Debería
haberse producido un repique general de campanas, acompañando al propio sonido
del reloj, pero todo ha sucedido de un modo tan natural como de escaso impacto,
salvo entre el vecindario de la parte alta, feliz de haber recuperado el ritmo
y el latido del tiempo. El reloj de la torre de Mangana vuelve a funcionar y
sus carillones desgranan puntualmente cada uno de los segundos que marcan las
vivencias cotidianas de Cuenca. Porque, bien lo sabemos, ese el reloj que
transmite al colectivo ciudadano el paso inalterable del tiempo desde esa vigía
silenciosa, plantada en lo más alto del conglomerado urbano, en la torre
abierta a todos los vientos que puedan sobrevenir desde cualquiera de los
puntos del universo.
Mangana es
una atalaya solitaria, orgullosa, elegante. Castigada, durante siglos,
especialmente el último, por esa incombustible vocación municipal de alterar
todo lo que pasa por sus manos, aunque no haga falta. Olvidando –o alterando-
sus verdaderos orígenes, quisieron transformarla en mudéjar, mozárabe o
directamente islámica y adjudicarle elementos defensivos que nunca tuvo ni
necesitaba porque es, sencillamente, una torre civil, cristiana y urbana, la
torre del reloj y no ninguna otra cosa. Ese reloj que, en un descuido
lamentable e incomprensible, el Ayuntamiento permitió que se estropeara -cosa
normal: sucede habitualmente- sin acudir con presteza a su reparación.

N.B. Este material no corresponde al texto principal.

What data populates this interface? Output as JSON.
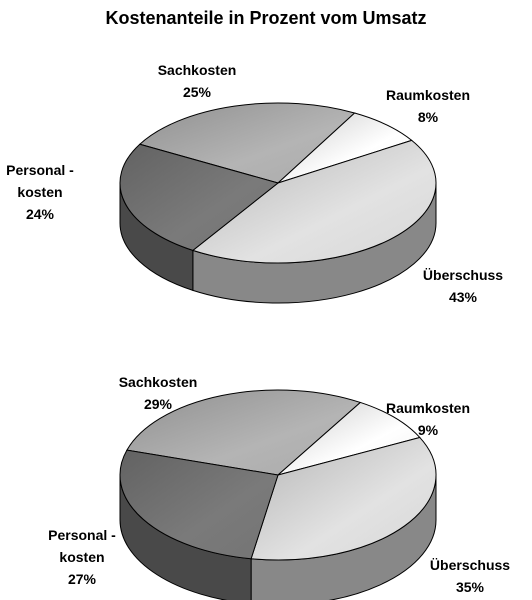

Durante
años el reloj de Mangana ha estado incumpliendo su vocación, la de marcar el
tiempo de la ciudad. Les ha costado, pero finalmente ya está hecho y las
manecillas, esas grandes manecillas, vuelven a desarrollar el circuito
circular, acompañado del rítmico sonar de las campanas para pulsar el tiempo de
la ciudad. Cierto que en ese devenir se ha perdido la melodía de la serranilla
que acompañaba la llegada de cada hora. A lo mejor tampoco era necesario. Lo
importante es que el reloj de Mangana vuelve a funcionar. La ciudad está ahora
menos inquieta, con esa recuperación tan cargada de simbolismos.